Marc created this painting after his wife Bella's demise. It is charged with imagery, in the epilogue of the publication of Bella's journal. In Chagall's words, "In the nightfall of September 2, 1944, the thunder growled and the deluge hit at 6 o'clock, when Bella took her last breath. My world went dark." Marc Chagall's grieve is epitomized in the painting five years after her death. He embodies the clock as a holder for his reminiscence, portraying the eternal picture of an embracing duo, seemingly Bella and Chagall, on the pendulum's left side and a blue wing on the right side. The clock in Yiddish fiction is a mark of suffering.

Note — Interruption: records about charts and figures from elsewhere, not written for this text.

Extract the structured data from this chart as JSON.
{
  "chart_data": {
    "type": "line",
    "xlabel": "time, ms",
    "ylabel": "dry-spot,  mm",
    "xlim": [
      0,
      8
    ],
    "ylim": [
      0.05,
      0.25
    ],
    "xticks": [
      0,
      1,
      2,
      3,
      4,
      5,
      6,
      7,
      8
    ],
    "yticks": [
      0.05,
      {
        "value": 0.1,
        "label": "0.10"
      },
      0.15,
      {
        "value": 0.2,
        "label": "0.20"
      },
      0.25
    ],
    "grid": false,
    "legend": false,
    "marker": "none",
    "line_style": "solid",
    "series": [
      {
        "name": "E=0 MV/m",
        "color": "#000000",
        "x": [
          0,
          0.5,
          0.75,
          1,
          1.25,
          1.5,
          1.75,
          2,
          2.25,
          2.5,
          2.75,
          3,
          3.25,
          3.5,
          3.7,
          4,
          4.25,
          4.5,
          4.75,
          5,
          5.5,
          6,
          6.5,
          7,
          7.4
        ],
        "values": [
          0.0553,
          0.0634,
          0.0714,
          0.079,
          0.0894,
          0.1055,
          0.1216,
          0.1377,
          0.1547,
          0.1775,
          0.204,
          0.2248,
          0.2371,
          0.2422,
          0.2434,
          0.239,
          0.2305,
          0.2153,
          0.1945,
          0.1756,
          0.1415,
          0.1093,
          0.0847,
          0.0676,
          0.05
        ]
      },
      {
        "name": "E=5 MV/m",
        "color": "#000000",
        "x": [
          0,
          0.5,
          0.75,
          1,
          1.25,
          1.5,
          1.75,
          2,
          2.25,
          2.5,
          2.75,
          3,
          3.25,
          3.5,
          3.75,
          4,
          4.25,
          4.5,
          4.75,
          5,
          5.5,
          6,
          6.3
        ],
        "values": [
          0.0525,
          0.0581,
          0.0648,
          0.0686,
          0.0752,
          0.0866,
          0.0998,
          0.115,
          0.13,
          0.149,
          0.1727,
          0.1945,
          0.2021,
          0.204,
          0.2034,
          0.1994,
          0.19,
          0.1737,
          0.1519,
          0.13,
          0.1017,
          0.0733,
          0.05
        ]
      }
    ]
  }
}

A rooster dons the sky's top-left while the solemn night indicating demise gives a sad pictogram and adds dramatic tonality to the painting. The flowers on the bottom right corner of the piece allude to Marc's use of flowers in preceding paintings of him and Bella (The Birthday, 1915). Mark's time with Bella on earth might have been cut short, but the bond formed between them when they fell in love can never end no matter how many years later.

Surrealism was an artistic faction that developed in Europe as a result of World War I. The movement was hugely influenced by dada. The faction is best known for its ocular writings and artworks and the combination of outlying realities to activate the cataleptic brain through the images. Artists like Marc Chagall painted scary, irrational scenes with photographic exactitude, creating bizarre creatures from daily items and building up painting methods that allowed the insentient to convey itself. According to the movement's leader, Andre' Breton, it planned to resolve the earlier ambiguous stipulations of vision and actuality to an absolute reality or surreality.

Surrealism's works feature the aspect of surprise, non sequitur, and unpredicted concurrences. Nonetheless, many surrealist artists consider their work as an idiom of the theoretical movement primary, with the works themselves being an artifact. Breton's organizer was overt in his affirmation that surrealism was, most importantly, innovatory progress. The surrealism movement was created officially on October 15, 1924, when its leader Andre' Breton made public the surrealist manifesto in Paris. The movement extended internationally from its official launching, impacting the visual arts, literature, politics, social theories, and philosophy.